M. Claude Blanc (PDC). Je remercie aussi M. Clerc d'avoir repris la motion au bond ! Dès l'instant où les faits que je viens de mentionner étaient parvenus à notre connaissance, nous aurions vraiment eu mauvaise grâce à continuer avec cette motion. Me Schneider m'a dit de la boucler et de me faire tout petit... (Rires.) Et puis voilà ! Lorsque vous avez repris cette motion, je me suis dit que nous avions bien fait... (Rires.) Il faut voir les choses comme elles sont ! C'est M. Clerc qui l'a reprise et l'on obtient aujourd'hui la réponse à la motion de M. Clerc, mais je considère qu'il s'agit de la réponse à ma première motion ! (Rires.) J'en suis très heureux ! Tout est bien qui finit bien ! Enfin, tout est bien qui finirait bien si les choses ne continuaient pas !
M. Robert Cramer. Tout d'abord, Monsieur Clerc, je n'ai strictement rien à ajouter à cette réponse circonstanciée que vous a faite M. Blanc. Il m'a appris beaucoup de choses sur des événements qui se sont déroulés à une époque où je n'étais pas là. Je dois dire que tous les détails de ces dédommagements financiers m'étaient inconnus, en tout cas inconnus avec cette précision. M. Blanc a pu vous dire plusieurs choses, puisqu'il a apparemment bénéficié d'une levée du secret professionnel, que j'ignorais tout simplement pour n'avoir été ni acteur, ni témoin de tout ce dont on parle ici.

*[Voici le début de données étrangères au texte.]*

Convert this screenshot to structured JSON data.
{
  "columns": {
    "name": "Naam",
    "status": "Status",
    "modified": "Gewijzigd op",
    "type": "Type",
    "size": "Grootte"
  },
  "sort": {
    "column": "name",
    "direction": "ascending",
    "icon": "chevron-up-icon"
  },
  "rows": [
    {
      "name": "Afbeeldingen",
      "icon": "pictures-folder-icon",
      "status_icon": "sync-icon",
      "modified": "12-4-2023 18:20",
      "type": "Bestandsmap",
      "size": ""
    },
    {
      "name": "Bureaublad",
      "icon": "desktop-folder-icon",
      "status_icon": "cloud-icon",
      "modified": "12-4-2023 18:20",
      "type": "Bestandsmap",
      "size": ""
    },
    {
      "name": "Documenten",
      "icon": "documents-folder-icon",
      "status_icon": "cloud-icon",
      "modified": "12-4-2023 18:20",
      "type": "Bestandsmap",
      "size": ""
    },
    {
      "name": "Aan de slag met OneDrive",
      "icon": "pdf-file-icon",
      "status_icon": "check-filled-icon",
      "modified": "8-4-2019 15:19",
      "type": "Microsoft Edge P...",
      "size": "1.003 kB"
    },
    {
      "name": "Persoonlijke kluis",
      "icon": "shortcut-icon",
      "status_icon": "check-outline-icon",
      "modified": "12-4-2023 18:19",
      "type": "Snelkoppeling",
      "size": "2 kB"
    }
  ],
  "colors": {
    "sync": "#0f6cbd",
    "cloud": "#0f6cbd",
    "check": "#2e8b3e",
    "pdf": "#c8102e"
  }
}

Je me proposais de remercier M. Blanc au fur et à mesure que je l'entendais donner toutes ces précisions intéressantes au Grand Conseil, si ce n'est que in cauda venenum, mais cela aurait été étonnant autrement. M. Blanc aurait failli à sa réputation s'il n'avait pas terminé sur un propos piquant. C'est amusant, mais ça n'a strictement rien à voir avec la situation dont parle cette motion. Vous devez quand même supporter l'idée, Mesdames et Messieurs les députés, que les conseillers d'Etat en charge d'un département puissent de temps en temps confier des fonctions et des attributions différentes à leurs collaboratrices et à leurs collaborateurs. Passer vingt ans à faire la même chose, c'est un beau bail. A un moment donné, il peut être adéquat pour le service public que d'autres missions soient confiées aux gens. C'est à cela que fait allusion M. Blanc. Mais cela n'a strictement rien à voir avec le fait de se séparer d'un collaborateur, ce qui est une toute autre démarche qui implique de toutes autres conséquences, comme on l'a vu !
M. Bernard Clerc (AdG). Je voudrais quand même relever un certain nombre de choses. Tout d'abord que ce rapport est un rapport du Conseil d'Etat et pas de M. Cramer. Première chose. Deuxième chose, lorsque j'ai repris cette motion, j'ai ajouté la dernière invite : « A l'informer sur les modalités légales et financières ayant mis fin à ce conflit de travail » Or, le Conseil d'Etat ne me dit qu'une partie de la vérité. A la page 7, il nous parle du plend. Mais, à aucun moment, il ne dit un mot sur le montant des indemnités qui aujourd'hui, nous le savons, se sont montées à 450 000 F. J'estime que c'est cacher la vérité au Grand Conseil. Et pas seulement au Grand Conseil, mais en l'occurrence aussi à la population. Je terminerai simplement en faisant remarquer que l'on ne se gêne pas, lorsqu'il s'agit du licenciement de hauts cadres de l'Etat, de dépenser plusieurs dizaines et en l'occurrence plusieurs centaines de milliers de francs pour les dédommager, alors que l'on ne prend pas autant de gants lorsqu'il s'agit de licencier des nettoyeurs de l'hôpital ou du personnel subalterne !
Le Grand Conseil prend acte de ce rapport.